On gifts and photography

Engagement party, Richmond

I was at an engagement party on the weekend. I brought my camera because I thought it might be nice to take a few photos for the couple. When I told my friend this he said that the priority was that I just have a good time. It was a nice party, I did have a good time, and I took a couple of pictures. Gifts – photography or otherwise – can escalate into obligations. David Graeber tells a story about two Icelandic Viking-Poets. The younger one takes a gift to the older one’s house one day – a beautiful shield. When the older Viking-Poet arrives home he finds this wonderful object and asks around to find out who’d left it for him, when he discovers who it was he says something like “oh I suppose he expects me to write some kind of poem celebrating his generosity, to hell with it, I’ll just kill him.”

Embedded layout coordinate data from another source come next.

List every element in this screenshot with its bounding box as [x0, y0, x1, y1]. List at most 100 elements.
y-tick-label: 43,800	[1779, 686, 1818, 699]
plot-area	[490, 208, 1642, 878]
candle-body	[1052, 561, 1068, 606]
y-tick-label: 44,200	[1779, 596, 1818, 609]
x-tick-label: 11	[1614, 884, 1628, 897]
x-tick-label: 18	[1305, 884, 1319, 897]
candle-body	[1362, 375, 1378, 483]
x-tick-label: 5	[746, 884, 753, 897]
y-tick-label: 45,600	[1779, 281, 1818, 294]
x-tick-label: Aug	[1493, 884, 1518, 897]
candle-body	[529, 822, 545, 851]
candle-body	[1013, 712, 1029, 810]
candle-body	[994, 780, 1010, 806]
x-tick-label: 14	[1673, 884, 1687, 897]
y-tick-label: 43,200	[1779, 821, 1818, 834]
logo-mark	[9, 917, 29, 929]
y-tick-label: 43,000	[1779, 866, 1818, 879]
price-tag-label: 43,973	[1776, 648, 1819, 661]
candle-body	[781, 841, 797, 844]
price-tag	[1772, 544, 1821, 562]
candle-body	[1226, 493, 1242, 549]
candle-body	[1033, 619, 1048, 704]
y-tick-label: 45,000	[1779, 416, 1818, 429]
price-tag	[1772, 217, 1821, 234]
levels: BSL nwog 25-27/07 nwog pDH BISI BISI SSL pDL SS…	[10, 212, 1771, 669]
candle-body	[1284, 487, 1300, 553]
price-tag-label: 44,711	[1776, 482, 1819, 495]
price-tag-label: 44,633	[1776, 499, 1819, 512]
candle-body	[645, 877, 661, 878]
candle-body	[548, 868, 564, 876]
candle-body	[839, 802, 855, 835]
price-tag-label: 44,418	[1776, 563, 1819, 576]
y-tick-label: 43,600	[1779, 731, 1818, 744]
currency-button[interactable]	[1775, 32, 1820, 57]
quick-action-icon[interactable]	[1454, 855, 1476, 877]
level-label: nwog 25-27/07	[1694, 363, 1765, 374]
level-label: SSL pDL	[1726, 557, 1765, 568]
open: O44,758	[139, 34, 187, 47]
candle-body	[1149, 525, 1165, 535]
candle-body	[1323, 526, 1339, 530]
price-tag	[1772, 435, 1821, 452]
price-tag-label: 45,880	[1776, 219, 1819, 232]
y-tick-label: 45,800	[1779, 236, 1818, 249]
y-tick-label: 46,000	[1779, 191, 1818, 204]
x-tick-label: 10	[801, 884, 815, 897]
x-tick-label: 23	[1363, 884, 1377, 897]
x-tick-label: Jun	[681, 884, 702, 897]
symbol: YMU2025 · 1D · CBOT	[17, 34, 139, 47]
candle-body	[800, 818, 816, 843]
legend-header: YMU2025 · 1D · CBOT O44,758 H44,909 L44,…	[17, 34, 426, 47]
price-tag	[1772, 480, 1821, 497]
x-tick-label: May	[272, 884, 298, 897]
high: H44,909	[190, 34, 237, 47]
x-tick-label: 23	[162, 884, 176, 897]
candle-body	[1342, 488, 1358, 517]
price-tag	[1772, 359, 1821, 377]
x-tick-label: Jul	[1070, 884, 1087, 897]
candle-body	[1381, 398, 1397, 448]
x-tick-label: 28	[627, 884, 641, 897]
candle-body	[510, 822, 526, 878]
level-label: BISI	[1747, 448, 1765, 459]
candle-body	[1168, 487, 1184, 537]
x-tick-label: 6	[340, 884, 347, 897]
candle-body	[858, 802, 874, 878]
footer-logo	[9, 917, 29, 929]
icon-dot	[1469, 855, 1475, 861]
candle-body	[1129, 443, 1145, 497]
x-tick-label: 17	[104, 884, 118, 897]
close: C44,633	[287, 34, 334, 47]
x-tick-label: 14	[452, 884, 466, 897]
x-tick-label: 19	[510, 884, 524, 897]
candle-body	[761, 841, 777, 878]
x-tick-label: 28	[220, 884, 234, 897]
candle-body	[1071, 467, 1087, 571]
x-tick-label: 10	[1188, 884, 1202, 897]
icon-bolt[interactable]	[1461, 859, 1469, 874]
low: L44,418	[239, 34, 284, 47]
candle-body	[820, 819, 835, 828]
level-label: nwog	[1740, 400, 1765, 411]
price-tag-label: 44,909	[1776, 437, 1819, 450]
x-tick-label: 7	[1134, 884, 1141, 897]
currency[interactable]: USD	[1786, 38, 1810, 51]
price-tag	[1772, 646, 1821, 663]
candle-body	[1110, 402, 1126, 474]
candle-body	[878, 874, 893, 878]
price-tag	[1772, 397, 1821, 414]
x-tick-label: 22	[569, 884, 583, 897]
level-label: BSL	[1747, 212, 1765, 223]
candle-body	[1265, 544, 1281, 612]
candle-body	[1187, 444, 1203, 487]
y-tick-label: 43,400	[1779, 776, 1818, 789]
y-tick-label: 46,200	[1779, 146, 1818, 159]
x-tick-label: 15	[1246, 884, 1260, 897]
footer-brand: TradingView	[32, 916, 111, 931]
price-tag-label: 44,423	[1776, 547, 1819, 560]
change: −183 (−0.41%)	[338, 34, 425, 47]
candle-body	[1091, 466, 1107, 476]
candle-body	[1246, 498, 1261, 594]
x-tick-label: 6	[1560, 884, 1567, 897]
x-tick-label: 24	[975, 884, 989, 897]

I want the photography to avoid this feeling of obligation, not only because I don’t want it to feel like a chore for me, but also because without the expectation, when we only get it right once in a while, when we capture a little bit of magic, it feels like something so much more.


The best camera is the one you shoot

Home, on a Sunday

When I started at uni I wanted to take photos of the new people I was meeting — I’d spent the last few years of high school taking photos all the time — but I felt self conscious. When I meet someone new I don’t know how they will feel about me pulling out a camera and taking their photo. The photos I want to take require people to relax around me, and the camera, to let me take their photo as they are, whatever they’re doing. It’s intimate and collaborative. Eventually the solution I came up with was to start shooting on this old family Voigtländer. It is a beautitful and interesting camera, and when I would take it out of my bag people would be curious. It felt unobtrusive and it felt like we were already collaborating. I remember getting the first roll back and people liking the photos — as naff as it may sound it was gratifying when people started to upload them as their facebook profile pictures. The photos built a layer of trust; people felt you took photos of them in the way they saw themselves or the way they wanted to be seen so next time you pulled out a camera they were happy to see it. For me there was always something magical about that first roll I shot with the Voigtländer, and it freed me to take other photos. I could have shot it on any camera — the trepidation was in my head, but where else trepidation live anyway?


Mary Ellen Mark

Home, on a Sunday

I’ve been looking at this book of Mary Ellen Mark photographs. One thing I like about these compositions is how she uses the corners of her frame. To me, it is as if there were often two photographs happening at once. When I see the girl jumping over the fence I am torn; do I follow her down to the ground or do I move up with the boys. When I look at the photo of the little girl, dressed up with her USA flags, is she my subject or is it the framed picture on the wall and knick knacks on the writing desk. Again, while the family is asleep do I look at the girl or the bedside table. It is how we meet the world; an expanse of visual information and the pressure to choose where to look. Her photographs don’t end at the framelines. They expand out into imagination.


Martin Parr said he was creating a fiction out of reality

Beach box, Mount Martha

This photo is my small tribute to the late Martin Parr. From inside the beach box I exposed for a rich, saturated beach but lit up the interior with a small flash. This gives the image an odd effect. Your eye is, for a moment, confused. There’s a frame within the frame; is the beach a painting on the wall? The scene on the beach is full of moments you could image as Martin Parr photos: the women with the bright pink inflatable; the dinghy in the foreground of the yacht; and perhaps best of all the young, red-headed, fair-skinned boy who’s fallen asleep in the centre of the frame exposed to the sun, you can picture old Marty with his ring-flash getting the image of the raw, pink skin and the blissfully unaware boy about to wake up and learn a lesson.


On the occasion of a new year, new web log

12.01AM, New Year’s Day, Yarraville

For the new year I’m going to try and write something each week. In part, I’d like to get better at taking photos and be more specific in my thinking about what makes a photograph good, but mostly I’d like to improve my writing. I’ve taken photos for 15 years, I might have taken 100,000 photos. One day I realised they’d gotten better, I didn’t try and get better – over time I just knew where to stand or when to wait. The more you do something the better you’ll get. There’s that thing about a monkey and a typewriter and a thousand years to write Hamlet – I don’t know the monkey would write Hamlet but I’m sure it would be a better typist.